Lyon Eats fait feu de tout bois. La start-up vise tous types de restaurateurs. D’autres petits opérateurs ont choisi de quitter l’océan rouge de la concurrence frontale avec les agrégateurs pour l’océan bleu de segments de marché encore peu investis par ces derniers. C’est le cas du parisien Tiptoque positionné sur le bistro et gastronomique dont les packagings léchés en origami s’ouvrent en éventail. Fort d’un partenariat avec Michelin et un portefeuille client de 50 chefs parfois étoilés, l’entreprise créée en 2015 a su s’inscrire durablement dans le paysage parisien. La plate-forme Eatic, elle, a opté pour le 100 % veggie. « Nous ne sommes pas en concurrence frontale avec Uber Eats, Just Eat ou Deliveroo, confirme Benjamin Lanot, fondateur de la marketplace. Nous en avons pris le contre-pied en promouvant une alimentation responsable. » Et la formule fait des adeptes. Depuis son lancement, la food tech a livré quelque 100 000 repas pour le compte de 350 restaurants, à Paris, Lyon et Lille. Une réussite due à un taux de rachat de 60 % chez les 12 000 utilisateurs. « Les grandes plates-formes réalisent 50 % de leur chiffre d’affaires autour de Burger King, McDonald’s et KFC. Très capitalisées, elles dépensent beaucoup de fonds en acquisition clients grâce à des promotions de tous poils », affirme Benjamin Lanot. De son côté, le frugal Eatic a construit sa communauté grâce à un important travail de communication sur les réseaux sociaux. « Nous avons une acquisition organique. L’écosystème d’entreprises et d’associations qui partagent nos valeurs, comme L214, nous offre une formidable caisse de résonance. »

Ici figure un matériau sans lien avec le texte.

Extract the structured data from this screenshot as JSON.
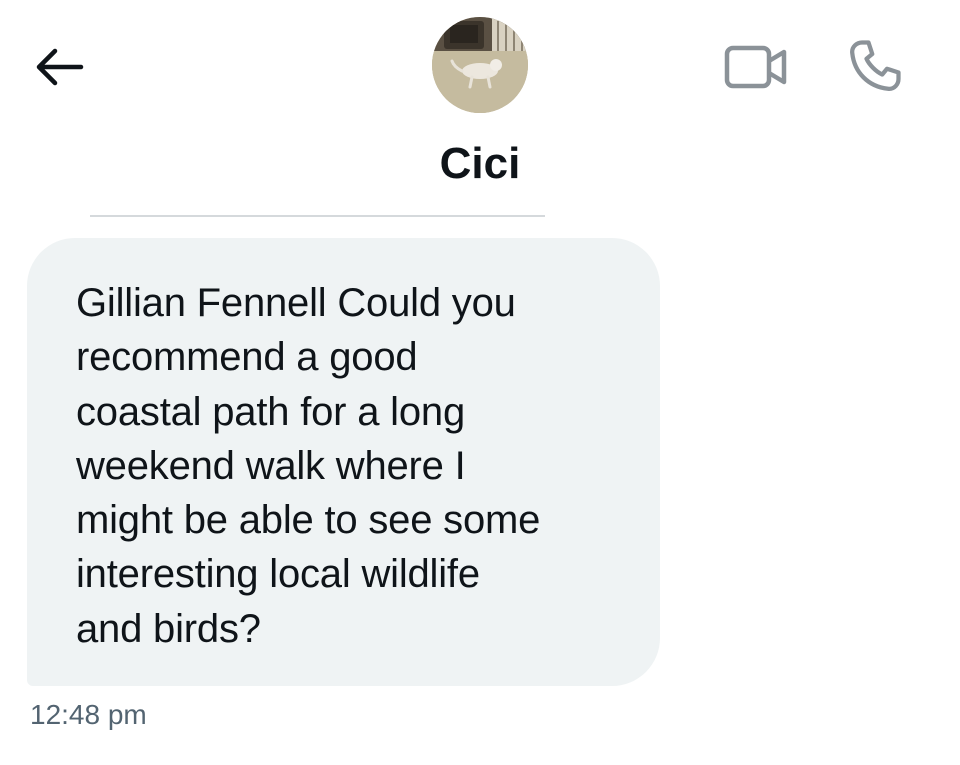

À Paris, Lille et Lyon, la plate-forme Eatic a opté pour la livraison de plats 100 % végétariens. © Eatic

Pour Matthieu Vincent, le cofondateur de DigitalFoodLab, aucun doute, la spécialisation des plates-formes est l’avenir du food delivery. « Waysia, encore peu connu, a une offre qui vise spécifiquement la communauté chinoise », explique-t-il. Fondé en 2018 par deux étudiants, Yejun Fan et Yingfeng Li, cet « Uber Eats » des plats cuisinés asiatiques fédère 800 restaurants. Puis en 2020, la food tech a diversifié son activité dans la livraison de produits d’épicerie ethnique prenant le contre-pied des plates-formes de livraison de produits généralistes. Waysia, qui dessert aujourd’hui 16 villes, a vu son concept validé par deux levées de fonds de 4 millions d’euros, puis de 10 millions. Ses clients commandent en général, au rythme hebdomadaire, un panier à 70 euros.

Rationaliser les coûts

L’écosystème de la livraison inclut aussi le marché des paniers-recettes. Un marché ultradominé par l’allemand Hello Fresh. Les jeunes pousses tricolores y ont connu des fortunes diverses. Si Quitoque a été avalé dès 2018 par Carrefour, Rutabago, spécialiste de la box repas 100 % bio, a convaincu les investisseurs et levé 4,9 millions d’euros depuis sa création. Pour asseoir son indépendance vis-à-vis des grands groupes, la société s’est rapprochée des Commis, autre jeune pousse française. Cette dernière met l’accent sur l’utilisation de produits bruts et locaux, livrés par l’opérateur Chronofresh. Objectif de ce mariage : rationaliser les coûts. Rutabago peut ainsi s’appuyer sur Les Commis pour la création de recettes, les achats et la logistique. À elles deux, les entreprises expédient 2 000 colis par semaine et comptabilisent 700 clients actifs. « Nous ne gagnons pas d’argent, mais nous n’en perdons pas trop, explique Cyril Francin, cofondateur des Commis. Notre algorithme de prévision de commandes nous permet de limiter les pertes, mais nous sommes confrontés à la problématique de frais de structure incompressibles. » Pour être rentable, le duo doit attirer et fidéliser les internautes. « Certains de nos concurrents ne sont pas rentables alors que leur chiffre d’affaires est dix fois supérieur. Hello Fresh concède des remises de 100 euros pour son acquisition client. Nous nous limitons à 20 euros. » Pour toucher de nouveaux clients, Les Commis ont également noué un partenariat avec Thermomix, qui permet aux abonnés d’accéder à des recettes spécialement pensées pour l’appareil électroménager. Rutabago doit réaliser 10 millions de chiffre d’affaires pour atteindre l’équilibre.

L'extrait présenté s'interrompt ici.